When the class convened, David helped tutor in Euclidean geometry, a required subject and perhaps t
he most difficult. Three months later he was sworn in as a naval cadet on the beautiful banks of the Hudson River at West Point.
David did not realize that he had jumped from the frying pan into the fire; the sadism of petty officers is a mild hit-ormiss thing compared with the calculated horrors visited on new cadets—“plebes”—by cadets of the senior classes, especially by the seniormost, the first classmen, who were walking delegates of Lucifer in that organized hell.
But David had three months to find this out and to figure out what to do, that being the time upper classes were on the briny, practicing warfare. As he saw it, if he could last nine months of these hazards, all the kingdoms of the Earth would be his. So he said to himself, if a cow or a countess can sweat out nine months, so can I.

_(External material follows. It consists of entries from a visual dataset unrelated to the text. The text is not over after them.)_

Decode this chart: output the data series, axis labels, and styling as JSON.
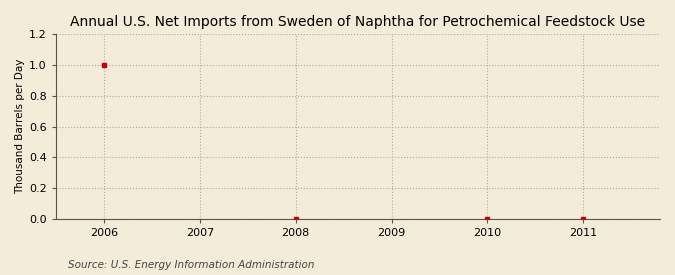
{
  "title": "Annual U.S. Net Imports from Sweden of Naphtha for Petrochemical Feedstock Use",
  "ylabel": "Thousand Barrels per Day",
  "source": "Source: U.S. Energy Information Administration",
  "background_color": "#F2ECD8",
  "plot_bg_color": "#F2ECD8",
  "data_x": [
    2006,
    2008,
    2010,
    2011
  ],
  "data_y": [
    1.0,
    0.0,
    0.0,
    0.0
  ],
  "xlim": [
    2005.5,
    2011.8
  ],
  "ylim": [
    0.0,
    1.2
  ],
  "xticks": [
    2006,
    2007,
    2008,
    2009,
    2010,
    2011
  ],
  "yticks": [
    0.0,
    0.2,
    0.4,
    0.6,
    0.8,
    1.0,
    1.2
  ],
  "marker_color": "#CC0000",
  "marker_size": 3.5,
  "grid_color": "#AAAAAA",
  "grid_style": ":",
  "title_fontsize": 10,
  "axis_label_fontsize": 7.5,
  "tick_fontsize": 8,
  "source_fontsize": 7.5
}
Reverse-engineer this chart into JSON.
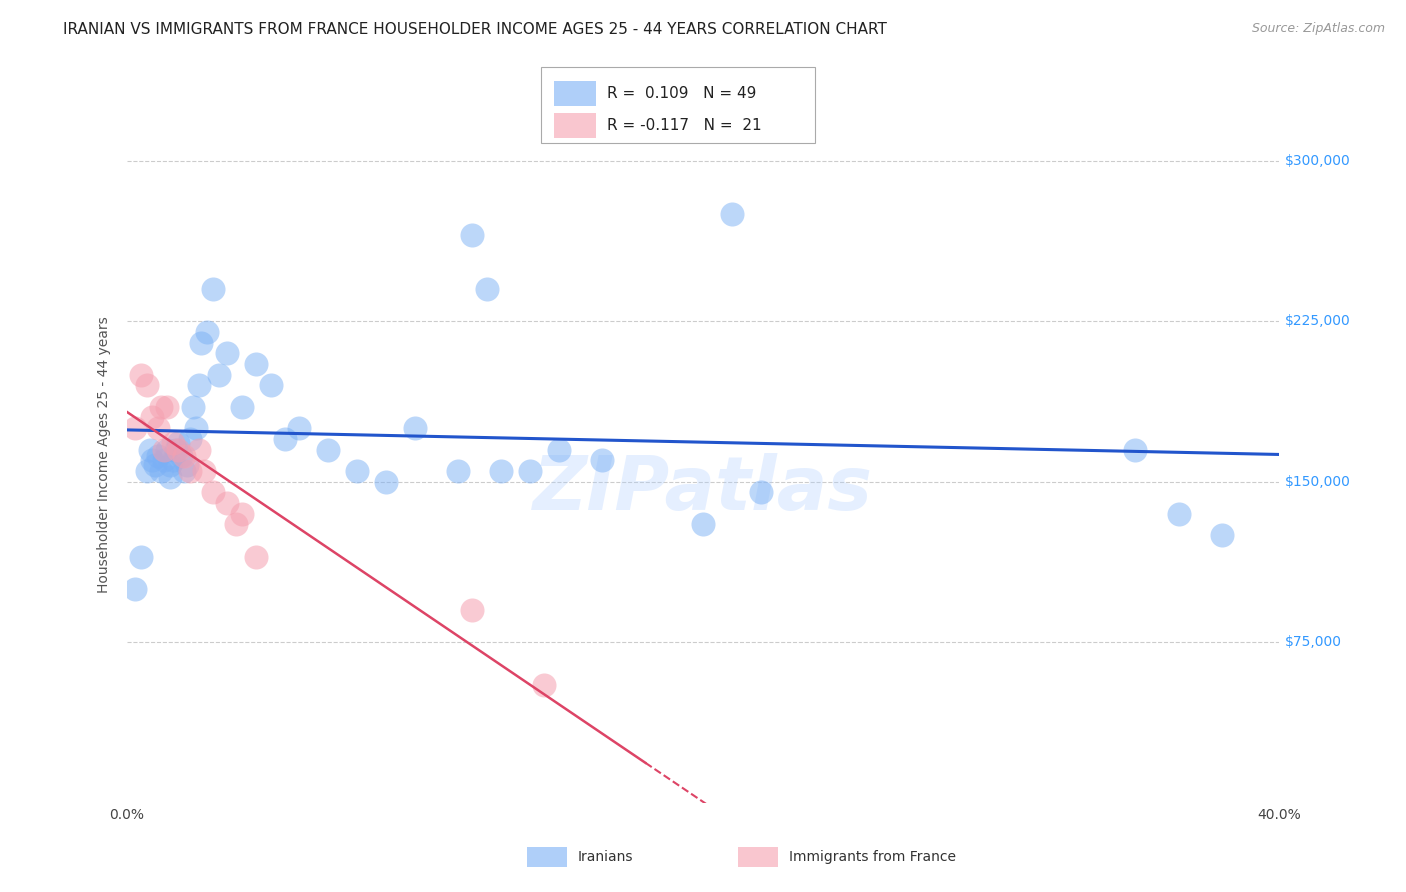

He arranged the hazards in his mind in terms of what must be endured, what could be avoided, and what he should actively seek. By the time the lords of creation returned to stomp on the plebes he had a policy for each typical situation and was prepared to cope with it under doctrine, varying doctrines only enough to meet variations in situation rather than coping hastily on an improvised basis.
Ira—“O King,” I mean—this is more important to surviving in tough situations than it sounds. For example, Gramp—David’s Grampaw, that is—warned him never to sit with his back to door. “Son,” he said to him, “might be nine hundred and ninety-nine times you’d get away with it—no enemy of your’n would come through that door. But the thousandth time—that’s the one. If my own Grampaw had always obeyed that rule, he might be alive today and still jumping out bedroom windows. He knew better, but he missed just once, through being too anxious to sit in on a poker game, and thereby took the one chair open, one with its back to a door. And it got him.
“He was up out of his chair and emptied three shots from each of his guns into his assailant before he dropped; we don’t die easy. But ‘twas only a moral victory; he was essentially dead, with a bullet in his heart, before he got out of that chair. All from sitting with his back to an open door.”